Warner Classics publie ce week-end l’enregistrement de la création, à Paris en juin 2024, de Requiem de rêve par Rufus Wainwright. Cette composition prophétique, qui Devoir alors qualifiée de « grande œuvre de la fin du premier quart de siècle », nous plonge désormais au cœur de l’actualité.

« Les forêts ont été incendiées ; mais, d’heure en heure, ils tombaient et disparaissaient ; Les malles qui craquaient s’éteignirent avec fracas ; et tout était noir… »

C’est sur ces mots du poème Obscurité (1816) de Lord Byron, dit par Meryl Streep, alors que Rufus Wainwright enchaîne les mots « Requiem æternam » qui ouvrent la messe de requiem latine.

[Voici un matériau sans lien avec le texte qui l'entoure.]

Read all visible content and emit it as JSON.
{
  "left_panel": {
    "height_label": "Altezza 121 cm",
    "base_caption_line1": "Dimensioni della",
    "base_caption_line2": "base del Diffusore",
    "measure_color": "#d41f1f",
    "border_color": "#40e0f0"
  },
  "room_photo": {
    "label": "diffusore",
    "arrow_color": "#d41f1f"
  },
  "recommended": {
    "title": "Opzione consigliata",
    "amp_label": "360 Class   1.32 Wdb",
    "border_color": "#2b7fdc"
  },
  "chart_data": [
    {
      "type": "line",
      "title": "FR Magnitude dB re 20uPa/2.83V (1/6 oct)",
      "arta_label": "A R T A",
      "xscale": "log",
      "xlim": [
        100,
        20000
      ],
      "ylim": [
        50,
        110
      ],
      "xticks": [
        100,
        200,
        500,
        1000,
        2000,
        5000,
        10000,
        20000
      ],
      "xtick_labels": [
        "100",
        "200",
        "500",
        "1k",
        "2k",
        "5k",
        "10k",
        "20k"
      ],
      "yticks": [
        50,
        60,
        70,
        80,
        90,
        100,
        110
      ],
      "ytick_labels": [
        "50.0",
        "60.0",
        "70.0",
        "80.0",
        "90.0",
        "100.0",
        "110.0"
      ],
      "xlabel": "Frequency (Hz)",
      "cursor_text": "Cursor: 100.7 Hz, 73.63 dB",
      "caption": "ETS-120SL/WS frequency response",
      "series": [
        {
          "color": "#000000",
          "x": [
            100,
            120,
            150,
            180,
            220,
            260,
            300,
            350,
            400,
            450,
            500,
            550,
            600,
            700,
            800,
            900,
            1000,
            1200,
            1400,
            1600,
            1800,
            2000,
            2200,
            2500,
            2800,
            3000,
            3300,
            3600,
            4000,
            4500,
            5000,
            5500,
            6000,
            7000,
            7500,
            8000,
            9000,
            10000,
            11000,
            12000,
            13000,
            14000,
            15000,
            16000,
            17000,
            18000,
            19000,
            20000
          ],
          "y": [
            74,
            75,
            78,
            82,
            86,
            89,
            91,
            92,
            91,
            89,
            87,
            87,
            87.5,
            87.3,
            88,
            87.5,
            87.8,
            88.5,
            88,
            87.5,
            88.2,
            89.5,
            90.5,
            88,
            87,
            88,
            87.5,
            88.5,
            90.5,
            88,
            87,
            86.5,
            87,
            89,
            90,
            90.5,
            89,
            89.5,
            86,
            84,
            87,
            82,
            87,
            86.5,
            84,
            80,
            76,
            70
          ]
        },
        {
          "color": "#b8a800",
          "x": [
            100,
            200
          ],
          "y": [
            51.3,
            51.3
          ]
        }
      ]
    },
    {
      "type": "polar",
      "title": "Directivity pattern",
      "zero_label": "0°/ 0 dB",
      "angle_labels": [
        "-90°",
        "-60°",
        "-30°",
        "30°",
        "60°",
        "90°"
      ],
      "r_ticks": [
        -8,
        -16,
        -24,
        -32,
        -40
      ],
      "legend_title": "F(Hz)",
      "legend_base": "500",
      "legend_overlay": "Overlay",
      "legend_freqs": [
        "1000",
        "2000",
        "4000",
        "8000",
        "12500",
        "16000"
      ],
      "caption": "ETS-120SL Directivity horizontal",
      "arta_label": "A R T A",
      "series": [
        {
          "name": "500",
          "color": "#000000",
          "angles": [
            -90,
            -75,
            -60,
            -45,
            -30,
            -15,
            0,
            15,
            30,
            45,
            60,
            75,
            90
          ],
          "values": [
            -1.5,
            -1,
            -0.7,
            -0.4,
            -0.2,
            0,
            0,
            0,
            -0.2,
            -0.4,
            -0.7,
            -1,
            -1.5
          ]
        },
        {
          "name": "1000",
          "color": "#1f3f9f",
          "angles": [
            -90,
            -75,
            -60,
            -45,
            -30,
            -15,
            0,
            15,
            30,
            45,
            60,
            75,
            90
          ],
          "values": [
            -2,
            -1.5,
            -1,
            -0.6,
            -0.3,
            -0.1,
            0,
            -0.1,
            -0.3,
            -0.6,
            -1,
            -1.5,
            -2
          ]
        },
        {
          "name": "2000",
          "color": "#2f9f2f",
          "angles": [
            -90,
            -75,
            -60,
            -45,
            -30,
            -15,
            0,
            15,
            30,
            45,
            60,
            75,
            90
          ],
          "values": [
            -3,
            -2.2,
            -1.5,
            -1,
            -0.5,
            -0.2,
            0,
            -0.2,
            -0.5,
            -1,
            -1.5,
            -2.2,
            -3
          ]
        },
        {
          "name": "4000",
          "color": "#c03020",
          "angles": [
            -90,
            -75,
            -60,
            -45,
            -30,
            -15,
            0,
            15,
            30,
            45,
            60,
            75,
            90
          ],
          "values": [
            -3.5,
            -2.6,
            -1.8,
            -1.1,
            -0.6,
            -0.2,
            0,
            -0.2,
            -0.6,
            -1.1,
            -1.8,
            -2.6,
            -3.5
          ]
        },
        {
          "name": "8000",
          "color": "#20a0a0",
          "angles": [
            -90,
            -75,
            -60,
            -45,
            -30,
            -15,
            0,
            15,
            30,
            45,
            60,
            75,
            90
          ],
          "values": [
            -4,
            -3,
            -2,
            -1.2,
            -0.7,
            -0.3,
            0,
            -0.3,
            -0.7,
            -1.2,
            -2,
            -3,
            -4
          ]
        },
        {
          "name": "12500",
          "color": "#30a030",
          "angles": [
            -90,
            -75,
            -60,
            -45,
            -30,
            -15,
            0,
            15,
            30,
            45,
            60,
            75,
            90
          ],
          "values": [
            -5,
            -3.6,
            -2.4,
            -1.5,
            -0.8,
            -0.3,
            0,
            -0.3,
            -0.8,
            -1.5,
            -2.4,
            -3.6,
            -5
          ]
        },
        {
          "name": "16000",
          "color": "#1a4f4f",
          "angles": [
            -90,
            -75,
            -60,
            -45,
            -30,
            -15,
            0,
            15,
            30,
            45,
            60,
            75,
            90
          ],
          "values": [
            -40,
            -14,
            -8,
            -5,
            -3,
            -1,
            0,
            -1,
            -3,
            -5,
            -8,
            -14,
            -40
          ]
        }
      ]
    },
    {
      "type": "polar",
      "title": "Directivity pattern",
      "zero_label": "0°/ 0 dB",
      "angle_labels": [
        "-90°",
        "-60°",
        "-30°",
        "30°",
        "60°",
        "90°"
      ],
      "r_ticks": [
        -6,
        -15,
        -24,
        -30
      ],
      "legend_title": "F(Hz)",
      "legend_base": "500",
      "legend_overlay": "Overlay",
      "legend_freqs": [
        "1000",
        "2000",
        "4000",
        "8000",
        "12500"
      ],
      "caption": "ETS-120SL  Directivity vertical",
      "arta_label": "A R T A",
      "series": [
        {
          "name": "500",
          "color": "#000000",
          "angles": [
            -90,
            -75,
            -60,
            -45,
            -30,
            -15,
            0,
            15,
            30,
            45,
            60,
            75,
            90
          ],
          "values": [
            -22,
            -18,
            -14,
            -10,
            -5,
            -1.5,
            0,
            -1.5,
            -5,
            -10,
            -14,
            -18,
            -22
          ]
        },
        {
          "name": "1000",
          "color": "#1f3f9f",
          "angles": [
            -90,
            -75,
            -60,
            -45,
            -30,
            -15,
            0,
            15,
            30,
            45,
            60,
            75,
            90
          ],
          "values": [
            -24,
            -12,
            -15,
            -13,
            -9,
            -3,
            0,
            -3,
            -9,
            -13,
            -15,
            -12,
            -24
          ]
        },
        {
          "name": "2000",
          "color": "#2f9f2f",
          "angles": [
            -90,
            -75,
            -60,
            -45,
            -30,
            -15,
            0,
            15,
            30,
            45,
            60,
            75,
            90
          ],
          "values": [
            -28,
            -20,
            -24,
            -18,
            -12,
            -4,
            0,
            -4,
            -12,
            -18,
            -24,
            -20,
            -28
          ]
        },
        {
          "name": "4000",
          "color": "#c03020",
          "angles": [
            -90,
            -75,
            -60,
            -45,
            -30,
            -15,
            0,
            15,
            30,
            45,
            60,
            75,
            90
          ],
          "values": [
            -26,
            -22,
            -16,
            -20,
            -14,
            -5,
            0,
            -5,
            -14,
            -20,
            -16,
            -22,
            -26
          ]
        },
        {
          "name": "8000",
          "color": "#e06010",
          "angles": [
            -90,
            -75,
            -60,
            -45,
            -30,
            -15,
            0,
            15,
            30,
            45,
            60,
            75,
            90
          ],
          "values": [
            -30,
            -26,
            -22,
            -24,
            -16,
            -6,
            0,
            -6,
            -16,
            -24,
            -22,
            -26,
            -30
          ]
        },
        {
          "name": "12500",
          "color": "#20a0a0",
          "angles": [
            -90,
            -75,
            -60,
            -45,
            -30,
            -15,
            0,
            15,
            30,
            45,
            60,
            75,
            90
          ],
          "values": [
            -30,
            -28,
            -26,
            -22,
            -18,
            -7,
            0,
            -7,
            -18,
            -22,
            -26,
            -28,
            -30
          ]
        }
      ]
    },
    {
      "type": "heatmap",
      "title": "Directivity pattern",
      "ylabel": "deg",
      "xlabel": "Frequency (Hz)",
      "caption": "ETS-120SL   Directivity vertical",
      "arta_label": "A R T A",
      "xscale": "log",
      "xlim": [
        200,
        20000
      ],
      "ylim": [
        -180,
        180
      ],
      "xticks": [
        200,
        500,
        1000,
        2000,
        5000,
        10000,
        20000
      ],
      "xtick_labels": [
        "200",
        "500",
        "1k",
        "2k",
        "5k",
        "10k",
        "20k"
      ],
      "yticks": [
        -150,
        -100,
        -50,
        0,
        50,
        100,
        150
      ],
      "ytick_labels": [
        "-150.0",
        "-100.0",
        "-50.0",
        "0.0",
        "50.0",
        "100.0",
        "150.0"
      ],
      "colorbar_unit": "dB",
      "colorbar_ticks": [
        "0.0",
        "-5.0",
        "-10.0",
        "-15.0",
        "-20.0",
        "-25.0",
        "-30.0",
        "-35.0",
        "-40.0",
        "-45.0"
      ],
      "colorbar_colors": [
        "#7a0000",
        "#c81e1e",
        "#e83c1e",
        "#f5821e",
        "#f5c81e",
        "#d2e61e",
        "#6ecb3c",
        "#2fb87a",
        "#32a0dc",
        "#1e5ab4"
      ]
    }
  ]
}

«Mes sentiments sont mitigés», a déclaré le Devoir le compositeur, résident de Los Angeles, est arrivé en Australie le week-end dernier pour parler du choc entre son œuvre et l’actualité. « Artistiquement, je suis comblé et ému ; mais la réalité est celle du sacrifice et de la dévastation. »

L’œuvre qui se démarque

« J’ai fait un rêve qui n’en était pas vraiment un. Le soleil éclatant s’éteignit et les étoiles erraient dans les ténèbres de l’espace éternel. » Quand Lord Byron commença son poème en 1816 Obscurité par ces mots, il ne s’agit pas d’une prémonition apocalyptique. Il voit ce ciel noir en cette année sans été, avec un climat chamboulé par l’éruption du volcan Tambora en Indonésie (voir encadré).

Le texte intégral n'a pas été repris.